To parade the hungry in this way can seem cruel. But it may not be unwise. Elsewhere in the world, charities might raise money in schools and in houses of worship and serve food free in the quiet of a shelter. At the very least, the men might be allowed to sit inside the restaurant, not on the edge of the sidewalk.
But in India, with its feudal vestiges of class and caste, that may not work. Among the swelling middle class, anonymous, chequebook-style charity has yet to catch on. Indians have shown scant enthusiasm for giving to abstract causes. Indian charity is feudal charity: making donations to those below you in your household chain of command. The most common charity remains paying for your driver's $200 surgery or for the tuition of your maid's children. It is the charity of the layered feudal manor. It depends on the performance of need by the servant and on the master's sense of paternalistic obligation.
To bring these men indoors with the notion of safeguarding their dignity would risk their starvation, in the calculation of the restaurateurs. They believe the men must be exhibited—sunken and sad-eyed. They must gaze at passers-by with that obedient, mournful, reverential stare that well-born Indians have learnt to expect. They must be advertisements for their own cause.
"If they sit inside, that would be a misconception for the people who are giving money —that those people are eating," said Shaib Ansari, the 23-year-old proprietor of the Mahim Darbar restaurant, opened by his uncle more than four decades ago. “We don't let anyone sit inside until someone pays for them to eat.”
But now the Honda had come, and it was time for the men to pass from outside to inside, from the ground to the table, from desire to fulfilment.
The waiter was a grown man less than 4ft tall and as skeletal as his customers. He began preparing meals for the men, filling orange plates with rice and pouring on a yellow curried gruel. It was a Muslim establishment, serving carnivorous fare. But in deference to Hindu patrons, the gruel came in a vegetarian version, too.
The restaurant sees some men (and it sees only men) once. These are the ones who tumble into hunger and just as quickly pull themselves out. Others come for a few months, men who have lost their jobs in the volatile labour market that is replacing the old job-for-life socialist ways. Then there are the regulars. In this restaurant, it is no privilege being a regular. It is a category populated mainly by the sick and the unstable—or, as the owner puts it, the “mentally retired.”
Raju Subachan, 30, belongs to the second category, the unemployed. He came two months ago from Allahabad, in the North. He found work as a waiter with a catering company; he ferried around food, never imagining that he would go hungry one day. But Mumbai can be callous. Catering firms fire employees at whim, and Subachan soon found himself adrift.

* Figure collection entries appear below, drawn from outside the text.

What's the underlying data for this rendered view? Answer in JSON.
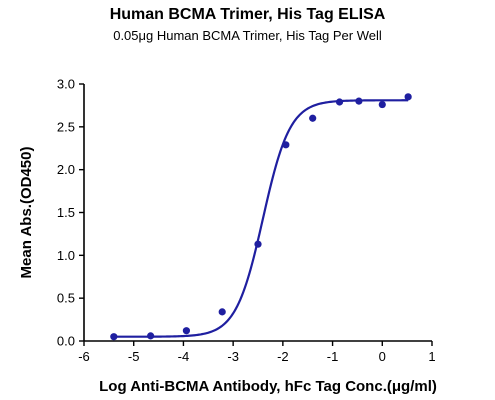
{
  "chart_data": {
    "type": "scatter",
    "title": "Human BCMA Trimer, His Tag ELISA",
    "subtitle": "0.05μg Human BCMA Trimer, His Tag Per Well",
    "xlabel": "Log Anti-BCMA Antibody, hFc Tag Conc.(μg/ml)",
    "ylabel": "Mean Abs.(OD450)",
    "xlim": [
      -6,
      1
    ],
    "ylim": [
      0,
      3.0
    ],
    "x_ticks": [
      "-6",
      "-5",
      "-4",
      "-3",
      "-2",
      "-1",
      "0",
      "1"
    ],
    "y_ticks": [
      "0.0",
      "0.5",
      "1.0",
      "1.5",
      "2.0",
      "2.5",
      "3.0"
    ],
    "grid": false,
    "color": "#1f1fa0",
    "series": [
      {
        "points": [
          {
            "x": -5.4,
            "y": 0.05
          },
          {
            "x": -4.66,
            "y": 0.06
          },
          {
            "x": -3.94,
            "y": 0.12
          },
          {
            "x": -3.22,
            "y": 0.34
          },
          {
            "x": -2.5,
            "y": 1.13
          },
          {
            "x": -1.94,
            "y": 2.29
          },
          {
            "x": -1.4,
            "y": 2.6
          },
          {
            "x": -0.86,
            "y": 2.79
          },
          {
            "x": -0.47,
            "y": 2.8
          },
          {
            "x": 0.0,
            "y": 2.76
          },
          {
            "x": 0.52,
            "y": 2.85
          }
        ],
        "fit": {
          "model": "4PL",
          "bottom": 0.05,
          "top": 2.81,
          "logEC50": -2.4,
          "hill": 1.6
        }
      }
    ]
  }
}
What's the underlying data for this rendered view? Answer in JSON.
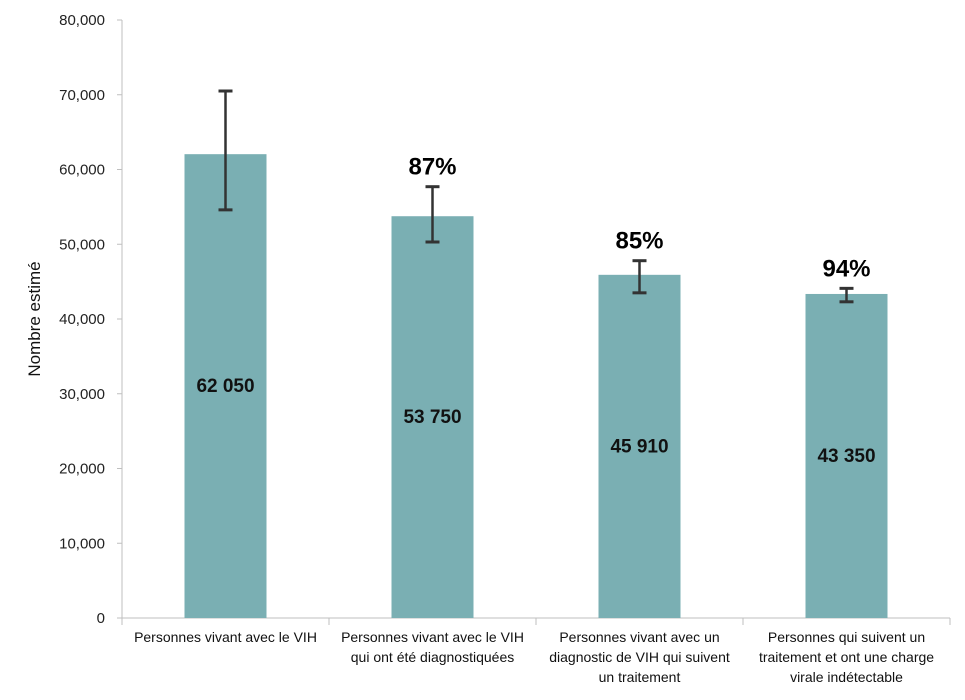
{
  "chart_data": {
    "type": "bar",
    "ylabel": "Nombre estimé",
    "ylim": [
      0,
      80000
    ],
    "yticks": [
      0,
      10000,
      20000,
      30000,
      40000,
      50000,
      60000,
      70000,
      80000
    ],
    "ytick_labels": [
      "0",
      "10,000",
      "20,000",
      "30,000",
      "40,000",
      "50,000",
      "60,000",
      "70,000",
      "80,000"
    ],
    "categories": [
      [
        "Personnes vivant avec le VIH"
      ],
      [
        "Personnes  vivant avec le VIH",
        "qui ont été diagnostiquées"
      ],
      [
        "Personnes vivant avec un",
        "diagnostic de VIH qui suivent",
        "un traitement"
      ],
      [
        "Personnes qui suivent un",
        "traitement et ont une charge",
        "virale indétectable"
      ]
    ],
    "values": [
      62050,
      53750,
      45910,
      43350
    ],
    "value_labels": [
      "62 050",
      "53 750",
      "45 910",
      "43 350"
    ],
    "error_low": [
      54600,
      50300,
      43500,
      42300
    ],
    "error_high": [
      70500,
      57700,
      47800,
      44100
    ],
    "percent_labels": [
      "",
      "87%",
      "85%",
      "94%"
    ],
    "bar_color": "#7aafb3",
    "error_bar_color": "#333333",
    "grid": false
  }
}
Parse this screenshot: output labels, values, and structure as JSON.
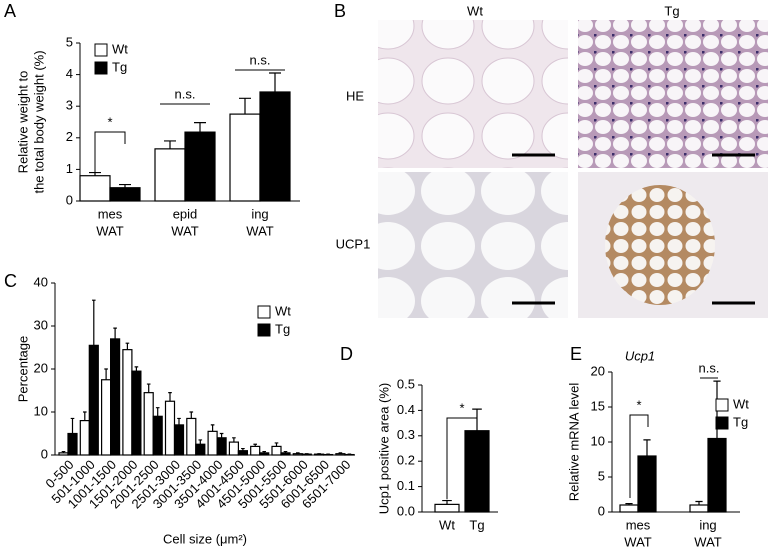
{
  "panel_labels": [
    "A",
    "B",
    "C",
    "D",
    "E"
  ],
  "histology": {
    "columns": [
      "Wt",
      "Tg"
    ],
    "rows": [
      "HE",
      "UCP1"
    ]
  },
  "chart_data": [
    {
      "type": "bar",
      "ylabel": [
        "Relative weight to",
        "the total body weight (%)"
      ],
      "categories": [
        [
          "mes",
          "WAT"
        ],
        [
          "epid",
          "WAT"
        ],
        [
          "ing",
          "WAT"
        ]
      ],
      "series": [
        {
          "name": "Wt",
          "color": "#ffffff",
          "values": [
            0.8,
            1.65,
            2.75
          ],
          "errors": [
            0.1,
            0.25,
            0.5
          ]
        },
        {
          "name": "Tg",
          "color": "#000000",
          "values": [
            0.42,
            2.18,
            3.45
          ],
          "errors": [
            0.1,
            0.3,
            0.6
          ]
        }
      ],
      "ylim": [
        0,
        5
      ],
      "yticks": [
        0,
        1,
        2,
        3,
        4,
        5
      ],
      "annotations": [
        "*",
        "n.s.",
        "n.s."
      ]
    },
    {
      "type": "bar",
      "ylabel": [
        "Percentage"
      ],
      "xlabel": "Cell size (μm²)",
      "categories": [
        "0-500",
        "501-1000",
        "1001-1500",
        "1501-2000",
        "2001-2500",
        "2501-3000",
        "3001-3500",
        "3501-4000",
        "4001-4500",
        "4501-5000",
        "5001-5500",
        "5501-6000",
        "6001-6500",
        "6501-7000"
      ],
      "series": [
        {
          "name": "Wt",
          "color": "#ffffff",
          "values": [
            0.5,
            8,
            17.5,
            24.5,
            14.5,
            12.5,
            8.5,
            5.5,
            3,
            2,
            2,
            0.3,
            0.2,
            0.3
          ],
          "errors": [
            0.3,
            2,
            2.5,
            1.5,
            2,
            2,
            1.5,
            1.5,
            1,
            0.5,
            0.8,
            0.2,
            0.1,
            0.2
          ]
        },
        {
          "name": "Tg",
          "color": "#000000",
          "values": [
            5,
            25.5,
            27,
            19.5,
            9,
            7,
            2.5,
            4,
            1,
            0.5,
            0.5,
            0.2,
            0.1,
            0.1
          ],
          "errors": [
            3.5,
            10.5,
            2.5,
            1,
            2,
            1.5,
            1,
            1,
            0.5,
            0.3,
            0.3,
            0.1,
            0.1,
            0.1
          ]
        }
      ],
      "ylim": [
        0,
        40
      ],
      "yticks": [
        0,
        10,
        20,
        30,
        40
      ]
    },
    {
      "type": "bar",
      "ylabel": [
        "Ucp1 positive area (%)"
      ],
      "categories": [
        "Wt",
        "Tg"
      ],
      "values": [
        0.03,
        0.32
      ],
      "errors": [
        0.015,
        0.085
      ],
      "colors": [
        "#ffffff",
        "#000000"
      ],
      "ylim": [
        0,
        0.5
      ],
      "yticks": [
        {
          "value": 0,
          "label": "0.0"
        },
        0.1,
        0.2,
        0.3,
        0.4,
        0.5
      ],
      "annotations": [
        "*"
      ]
    },
    {
      "type": "bar",
      "title": "Ucp1",
      "ylabel": [
        "Relative mRNA level"
      ],
      "categories": [
        [
          "mes",
          "WAT"
        ],
        [
          "ing",
          "WAT"
        ]
      ],
      "series": [
        {
          "name": "Wt",
          "color": "#ffffff",
          "values": [
            1,
            1
          ],
          "errors": [
            0.2,
            0.5
          ]
        },
        {
          "name": "Tg",
          "color": "#000000",
          "values": [
            8,
            10.5
          ],
          "errors": [
            2.3,
            8.2
          ]
        }
      ],
      "ylim": [
        0,
        20
      ],
      "yticks": [
        0,
        5,
        10,
        15,
        20
      ],
      "annotations": [
        "*",
        "n.s."
      ]
    }
  ]
}
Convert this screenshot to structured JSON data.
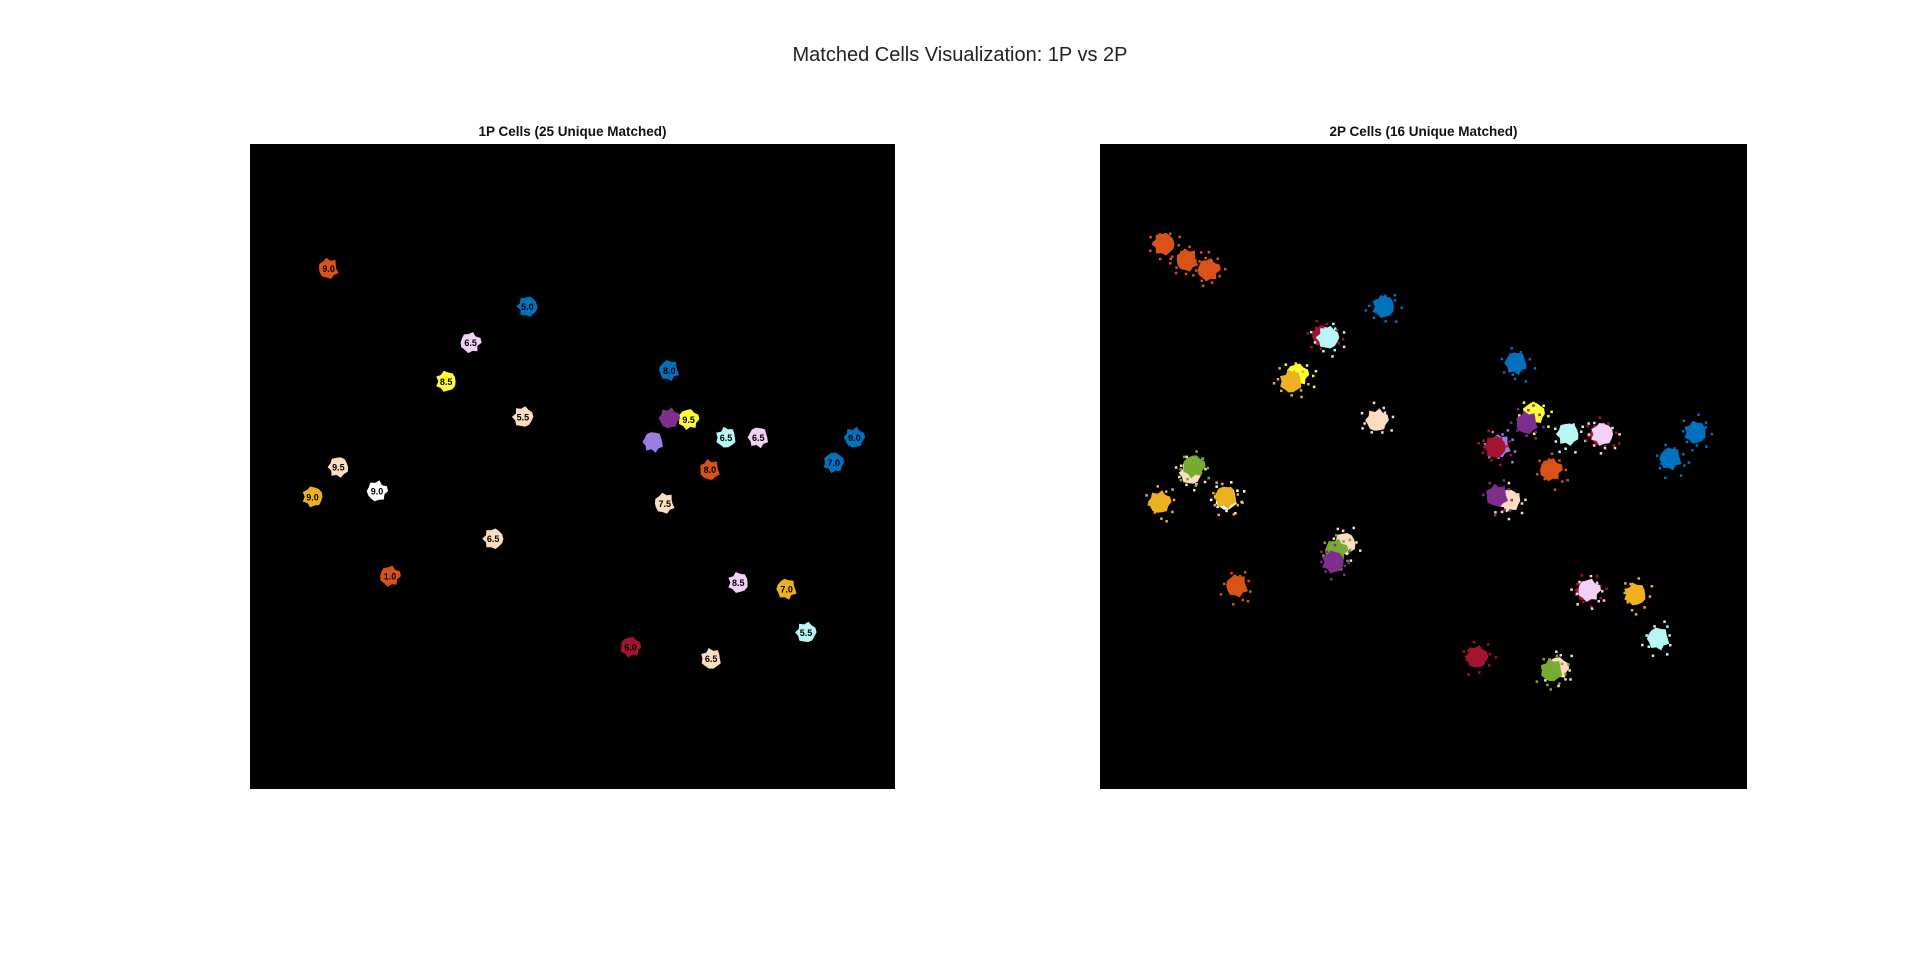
{
  "figure": {
    "title": "Matched Cells Visualization: 1P vs 2P"
  },
  "chart_data": [
    {
      "type": "scatter",
      "title": "1P Cells (25 Unique Matched)",
      "xlim": [
        0,
        1
      ],
      "ylim": [
        0,
        1
      ],
      "grid": false,
      "axes_visible": false,
      "background": "#000000",
      "cells": [
        {
          "x": 0.122,
          "y": 0.193,
          "label": "9.0",
          "color": "#D95319"
        },
        {
          "x": 0.43,
          "y": 0.252,
          "label": "5.0",
          "color": "#0072BD"
        },
        {
          "x": 0.342,
          "y": 0.308,
          "label": "6.5",
          "color": "#F3D0F5"
        },
        {
          "x": 0.304,
          "y": 0.368,
          "label": "8.5",
          "color": "#FFFF33"
        },
        {
          "x": 0.65,
          "y": 0.351,
          "label": "8.0",
          "color": "#0072BD"
        },
        {
          "x": 0.423,
          "y": 0.423,
          "label": "5.5",
          "color": "#FCDDC0"
        },
        {
          "x": 0.68,
          "y": 0.427,
          "label": "9.5",
          "color": "#FFFF33"
        },
        {
          "x": 0.738,
          "y": 0.455,
          "label": "6.5",
          "color": "#B8F7F5"
        },
        {
          "x": 0.788,
          "y": 0.455,
          "label": "6.5",
          "color": "#F3D0F5"
        },
        {
          "x": 0.937,
          "y": 0.455,
          "label": "9.0",
          "color": "#0072BD"
        },
        {
          "x": 0.905,
          "y": 0.494,
          "label": "7.0",
          "color": "#0072BD"
        },
        {
          "x": 0.713,
          "y": 0.505,
          "label": "8.0",
          "color": "#D95319"
        },
        {
          "x": 0.137,
          "y": 0.501,
          "label": "9.5",
          "color": "#FCDDC0"
        },
        {
          "x": 0.197,
          "y": 0.538,
          "label": "9.0",
          "color": "#FFFFFF"
        },
        {
          "x": 0.097,
          "y": 0.547,
          "label": "9.0",
          "color": "#EDB120"
        },
        {
          "x": 0.643,
          "y": 0.557,
          "label": "7.5",
          "color": "#FCDDC0"
        },
        {
          "x": 0.377,
          "y": 0.612,
          "label": "6.5",
          "color": "#FCDDC0"
        },
        {
          "x": 0.217,
          "y": 0.67,
          "label": "1.0",
          "color": "#D95319"
        },
        {
          "x": 0.757,
          "y": 0.68,
          "label": "8.5",
          "color": "#F3D0F5"
        },
        {
          "x": 0.832,
          "y": 0.69,
          "label": "7.0",
          "color": "#EDB120"
        },
        {
          "x": 0.862,
          "y": 0.757,
          "label": "5.5",
          "color": "#B8F7F5"
        },
        {
          "x": 0.59,
          "y": 0.78,
          "label": "6.0",
          "color": "#A2142F"
        },
        {
          "x": 0.715,
          "y": 0.798,
          "label": "6.5",
          "color": "#FCDDC0"
        },
        {
          "x": 0.625,
          "y": 0.462,
          "label": "",
          "color": "#9C7CE0"
        },
        {
          "x": 0.65,
          "y": 0.425,
          "label": "",
          "color": "#7E2F8E"
        }
      ]
    },
    {
      "type": "scatter",
      "title": "2P Cells (16 Unique Matched)",
      "xlim": [
        0,
        1
      ],
      "ylim": [
        0,
        1
      ],
      "grid": false,
      "axes_visible": false,
      "background": "#000000",
      "cells": [
        {
          "x": 0.135,
          "y": 0.18,
          "color": "#D95319"
        },
        {
          "x": 0.098,
          "y": 0.155,
          "color": "#D95319"
        },
        {
          "x": 0.168,
          "y": 0.195,
          "color": "#D95319"
        },
        {
          "x": 0.438,
          "y": 0.252,
          "color": "#0072BD"
        },
        {
          "x": 0.345,
          "y": 0.298,
          "color": "#A2142F"
        },
        {
          "x": 0.352,
          "y": 0.3,
          "color": "#B8F7F5"
        },
        {
          "x": 0.305,
          "y": 0.358,
          "color": "#FFFF33"
        },
        {
          "x": 0.295,
          "y": 0.368,
          "color": "#EDB120"
        },
        {
          "x": 0.643,
          "y": 0.34,
          "color": "#0072BD"
        },
        {
          "x": 0.428,
          "y": 0.428,
          "color": "#FCDDC0"
        },
        {
          "x": 0.67,
          "y": 0.418,
          "color": "#FFFF33"
        },
        {
          "x": 0.66,
          "y": 0.432,
          "color": "#7E2F8E"
        },
        {
          "x": 0.723,
          "y": 0.45,
          "color": "#B8F7F5"
        },
        {
          "x": 0.774,
          "y": 0.45,
          "color": "#A2142F"
        },
        {
          "x": 0.776,
          "y": 0.45,
          "color": "#F3D0F5"
        },
        {
          "x": 0.618,
          "y": 0.468,
          "color": "#9C7CE0"
        },
        {
          "x": 0.61,
          "y": 0.47,
          "color": "#A2142F"
        },
        {
          "x": 0.697,
          "y": 0.505,
          "color": "#D95319"
        },
        {
          "x": 0.92,
          "y": 0.447,
          "color": "#0072BD"
        },
        {
          "x": 0.882,
          "y": 0.488,
          "color": "#0072BD"
        },
        {
          "x": 0.14,
          "y": 0.51,
          "color": "#FCDDC0"
        },
        {
          "x": 0.145,
          "y": 0.5,
          "color": "#77AC30"
        },
        {
          "x": 0.195,
          "y": 0.55,
          "color": "#FFFFFF"
        },
        {
          "x": 0.194,
          "y": 0.548,
          "color": "#EDB120"
        },
        {
          "x": 0.092,
          "y": 0.555,
          "color": "#EDB120"
        },
        {
          "x": 0.632,
          "y": 0.553,
          "color": "#FCDDC0"
        },
        {
          "x": 0.614,
          "y": 0.545,
          "color": "#7E2F8E"
        },
        {
          "x": 0.378,
          "y": 0.62,
          "color": "#FCDDC0"
        },
        {
          "x": 0.365,
          "y": 0.63,
          "color": "#77AC30"
        },
        {
          "x": 0.36,
          "y": 0.648,
          "color": "#7E2F8E"
        },
        {
          "x": 0.212,
          "y": 0.685,
          "color": "#D95319"
        },
        {
          "x": 0.752,
          "y": 0.692,
          "color": "#A2142F"
        },
        {
          "x": 0.756,
          "y": 0.692,
          "color": "#F3D0F5"
        },
        {
          "x": 0.827,
          "y": 0.698,
          "color": "#EDB120"
        },
        {
          "x": 0.863,
          "y": 0.767,
          "color": "#B8F7F5"
        },
        {
          "x": 0.582,
          "y": 0.795,
          "color": "#A2142F"
        },
        {
          "x": 0.707,
          "y": 0.813,
          "color": "#FCDDC0"
        },
        {
          "x": 0.698,
          "y": 0.816,
          "color": "#77AC30"
        }
      ]
    }
  ]
}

He made clear, sitting in the doorway, that he was not a free-food junkie. During a month of joblessness, he had come only three or four times. On this day, he had already eaten once, at noon, and was waiting for a second meal, which he anticipated would keep him from feeling empty until morning. And then the golden Honda arrived and brought him to his feet.
He sat alone, plunging his fingers into the yellow mush on his plate. He ate quietly and quickly. When you eat like this, with your dependence exhibited to the world, a meal no longer feels like something to linger over.